En el Vórtice cel Huracán. Reescrituras Oblicuas del Caribe Hispano en los Discursos Literarios de Virgilio Piñera y Aída Cartagena Portalatín

Fernández, Morbila January 2010 (has links)
An oblique reading of the European canon constitutes the discursive center for present day Caribbean literature. In doing this, authors question Eurocentric representational codes of Caribbean identity while they create their own discourses in "a certain way", that is, from a certain perspective and by means of hybrid appropriation and synchretization of the very models that feed their imagination. As this analysis purports to show, writers Virgilio Piñera (Cuba) and Aída Cartagena Portalatín (Dominican Republic), by their rereading of the canon, establish in their works hybrid dialogs between the European There and the Caribbean Here. In that line, among the canonical cultural signifiers that the authors adopt, they privilege the appropriation of Greek myths. Piñera does this in his theater piece Electra Garrigó, and Cartagena in her novel Escalera para Electra. In Piñera's work, the main devices utilized are humor, irony, and parody of the text by Euripides, obtained by the used of "choteo", a particular brand of Cuban parodic humor in the manner of Bakhtin's carnavalization.

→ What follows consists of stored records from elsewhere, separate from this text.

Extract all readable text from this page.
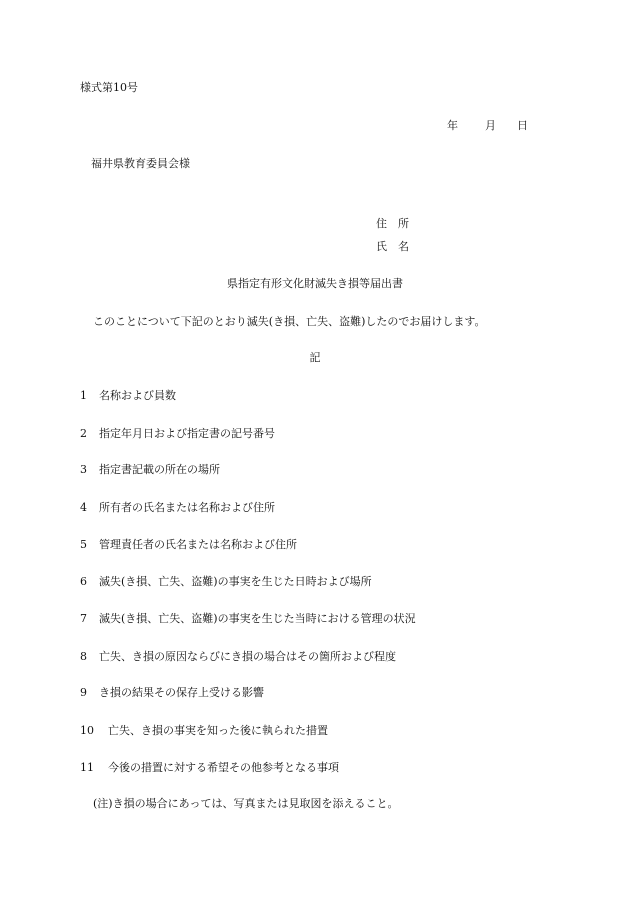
様式第10号
年 月 日
福井県教育委員会様
住　所
氏　名
県指定有形文化財滅失き損等届出書
このことについて下記のとおり滅失(き損、亡失、盗難)したのでお届けします。
記
1 名称および員数
2 指定年月日および指定書の記号番号
3 指定書記載の所在の場所
4 所有者の氏名または名称および住所
5 管理責任者の氏名または名称および住所
6 滅失(き損、亡失、盗難)の事実を生じた日時および場所
7 滅失(き損、亡失、盗難)の事実を生じた当時における管理の状況
8 亡失、き損の原因ならびにき損の場合はその箇所および程度
9 き損の結果その保存上受ける影響
10 亡失、き損の事実を知った後に執られた措置
11 今後の措置に対する希望その他参考となる事項
(注)き損の場合にあっては、写真または見取図を添えること。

This technique is employed along with the use of heteroglossia, which is utilized by Cartagena as well in her novel. In her work, the Dominican author constructs a parallel and intertextual reading of the same play by the Greek dramatist from the positionality of a female subject. Although with different strategies and in different literary genres, Piñera and Cartagena structure their literary discourses with themes that reflect their cultural identities from the synchretism of difference and from the perspective of a Caribbean subject. This dissertation confirms the efficacy of the discursive strategies they utilize on taking the female subject and the family as the axis of their contesting, unofficial readings of the history and cultural identity of the Caribbean.